The Cactus Blossoms - Minneapolis-based brother duo Jack Torrey and Page Burkum - have announced their new album Every Time I Think About You, to be released August 30, 2024 via their own Walkie Talkie Records. The collection of ten new, original songs finds the brothers - along with longtime bandmates Jeremy Hanson (drums), Jacob Hanson (guitar) and Phillip Hicks (bass) - defying easy categorization as they jump from freewheeling rockers to gentle pop ballads, shedding the weight of expectation and creating a collection that feels timeless and devil-may-care in equal measure.
Every Time I Think About You was recorded at Minneapolis' legendary Creation Audio - where hometown garage-rock heroes The Trashmen cut "Surfin' Bird," and The Replacements made Tim. There, The Cactus Blossoms once again teamed with engineer/mixer Alex Hall (JD McPherson, Nick Lowe) for their most commanding full-band sessions to date. But behind the T. Rex strut of “Keep Walkin” or the “travelin’ light” protagonist in “Is It Any Wonder,” the songs have an itinerant quality.
“Even if you don’t set out to write songs with a theme in mind, one tends to present itself,” says Torrey. “This record keeps returning to the idea of ‘moving on’ — from one place to another, from people and situations that bring you down, from loss and grief.”
In keeping with their Made-in-Minnesota ethos, the cover art for Every Time I Think About You is centered around a painting by one of the state’s most acclaimed painters, George Morrison, a founding figure of Native American modernism: “Spirit Path. New Day. Red Rock Variation: Lake Superior Landscape,” which hangs in the Minnesota Museum of American Art.

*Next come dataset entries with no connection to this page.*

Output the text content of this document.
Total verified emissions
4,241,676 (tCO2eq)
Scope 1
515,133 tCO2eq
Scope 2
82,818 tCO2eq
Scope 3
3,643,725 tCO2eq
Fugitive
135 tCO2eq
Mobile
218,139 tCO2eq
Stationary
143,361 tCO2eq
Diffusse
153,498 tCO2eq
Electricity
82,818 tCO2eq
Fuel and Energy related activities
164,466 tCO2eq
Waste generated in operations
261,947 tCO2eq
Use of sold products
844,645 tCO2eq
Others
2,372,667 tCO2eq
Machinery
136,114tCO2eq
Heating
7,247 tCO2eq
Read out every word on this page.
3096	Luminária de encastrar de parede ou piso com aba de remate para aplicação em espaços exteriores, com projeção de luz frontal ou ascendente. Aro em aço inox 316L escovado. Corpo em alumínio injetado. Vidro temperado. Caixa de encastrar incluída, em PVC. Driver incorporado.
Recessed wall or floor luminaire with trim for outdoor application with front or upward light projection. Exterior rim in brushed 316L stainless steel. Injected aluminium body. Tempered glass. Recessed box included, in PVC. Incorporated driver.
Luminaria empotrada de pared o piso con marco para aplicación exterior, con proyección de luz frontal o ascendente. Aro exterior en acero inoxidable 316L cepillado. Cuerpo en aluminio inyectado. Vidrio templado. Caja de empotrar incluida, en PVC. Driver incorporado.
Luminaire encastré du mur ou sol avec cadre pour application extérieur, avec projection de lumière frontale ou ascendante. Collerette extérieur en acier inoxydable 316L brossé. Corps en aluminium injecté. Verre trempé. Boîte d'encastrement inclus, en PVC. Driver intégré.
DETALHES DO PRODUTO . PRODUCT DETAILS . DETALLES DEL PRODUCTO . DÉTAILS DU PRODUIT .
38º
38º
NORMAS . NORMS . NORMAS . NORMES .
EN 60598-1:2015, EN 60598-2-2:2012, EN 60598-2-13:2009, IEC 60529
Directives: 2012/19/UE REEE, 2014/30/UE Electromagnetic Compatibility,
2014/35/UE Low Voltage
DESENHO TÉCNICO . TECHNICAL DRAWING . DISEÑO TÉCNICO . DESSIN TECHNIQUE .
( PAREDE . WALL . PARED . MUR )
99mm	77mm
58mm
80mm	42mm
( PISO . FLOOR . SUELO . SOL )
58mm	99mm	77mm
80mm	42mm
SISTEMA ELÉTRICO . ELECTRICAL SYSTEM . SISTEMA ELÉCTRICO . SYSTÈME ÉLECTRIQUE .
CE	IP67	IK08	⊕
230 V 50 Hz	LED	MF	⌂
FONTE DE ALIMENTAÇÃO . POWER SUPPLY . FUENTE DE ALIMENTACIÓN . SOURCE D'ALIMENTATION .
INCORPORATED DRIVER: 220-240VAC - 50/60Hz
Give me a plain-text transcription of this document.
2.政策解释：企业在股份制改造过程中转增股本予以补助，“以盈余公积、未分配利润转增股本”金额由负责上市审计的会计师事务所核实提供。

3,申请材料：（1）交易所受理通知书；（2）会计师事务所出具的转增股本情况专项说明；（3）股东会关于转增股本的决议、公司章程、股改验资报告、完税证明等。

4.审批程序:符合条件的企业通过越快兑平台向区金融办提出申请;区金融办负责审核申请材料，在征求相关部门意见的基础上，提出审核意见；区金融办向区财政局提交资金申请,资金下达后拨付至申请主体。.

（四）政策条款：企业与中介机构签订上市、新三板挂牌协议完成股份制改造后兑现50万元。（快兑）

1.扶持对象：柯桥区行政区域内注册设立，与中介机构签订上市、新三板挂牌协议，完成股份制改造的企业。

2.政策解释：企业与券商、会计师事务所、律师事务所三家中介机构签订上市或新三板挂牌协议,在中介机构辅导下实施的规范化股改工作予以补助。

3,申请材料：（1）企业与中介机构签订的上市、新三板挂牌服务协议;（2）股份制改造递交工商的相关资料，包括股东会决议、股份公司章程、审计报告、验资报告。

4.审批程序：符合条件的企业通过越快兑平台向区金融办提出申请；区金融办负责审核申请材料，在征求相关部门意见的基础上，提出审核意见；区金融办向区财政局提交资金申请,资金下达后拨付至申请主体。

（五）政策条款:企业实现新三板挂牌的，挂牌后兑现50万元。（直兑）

Every Time I Think About You follows the release of the group’s 2022 full-length One Day, praised by Holler as a “contender for Americana album of the year.” Also in 2022, The Cactus Blossoms released If Not For You - a covers collection in tribute to their home-state hero Bob Dylan. Previous releases like 2019’s Easy Way saw their “voices blend beautifully to create a rich, vibrant sound” (NPR), with the Minneapolis Star-Tribune adding: “if you don’t visibly swoon at least two dozen times listening to this album, you need to get out and look up at the stars more.”